Lebanon plans shift to flexible exchange rate
BEIRUT: Lebanon would adopt a flexible exchange rate in the coming period and would need $28 billion in the next five years to overhaul its economy and address the country’s worst financial crisis in decades, Finance Minister Ghazi Wazni said yesterday.
“The central bank will maintain the fixed exchange rate for now and shift to a more flexible regime once confidence in the economy is restored,’’ Wazni said in a presentation to lawmakers at the presidential palace.
“Floating the currency before regaining confidence and bolster the economic and financial environment and getting funding from he International Monetary Fund and donor countries will lead to complete chaos in prices of goods and sharp deterioration in the exchange rate,” he said.

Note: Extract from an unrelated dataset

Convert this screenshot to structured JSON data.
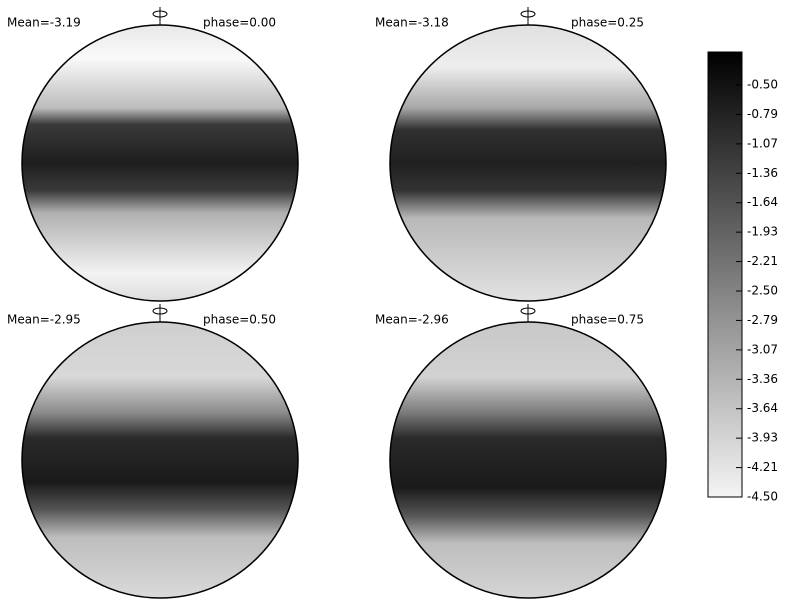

Lebanon defaulted on its debt earlier this year and has initiated talks with the IMF with the aim of securing a loan worth at least $10 billion to support its plan to overhaul the economy.
The government’s economic reform plan includes spending cuts, better tax collection and a restructuring of the loss making electricity sector as well as the banking sector.
The country’s crisis has been years in the making, but financial conditions deteriorated rapidly in 2019 as the central bank’s foreign currency reserves began to run low, forcing businesses to turn to money changers for dollars they need to pay for imports.
The pound has been sliding on the black market for months, prompting the central bank to introduce a series of different rates to manage demand and purchasing power as inflation soars.
Wazni said that the government started talks with bondholders of $30 billion Eurobonds two weeks ago and that a programme from the IMF would help facilitate the negotiations.
Lebanon’s Eurobonds rallied, with the security that matured on March 9 jumping 2.24 cents to 18.10 cents on the dollar at 10.14 a.m. in London. The debt due in 2037 climbed 34 cents to 17.71 cents on the dollar.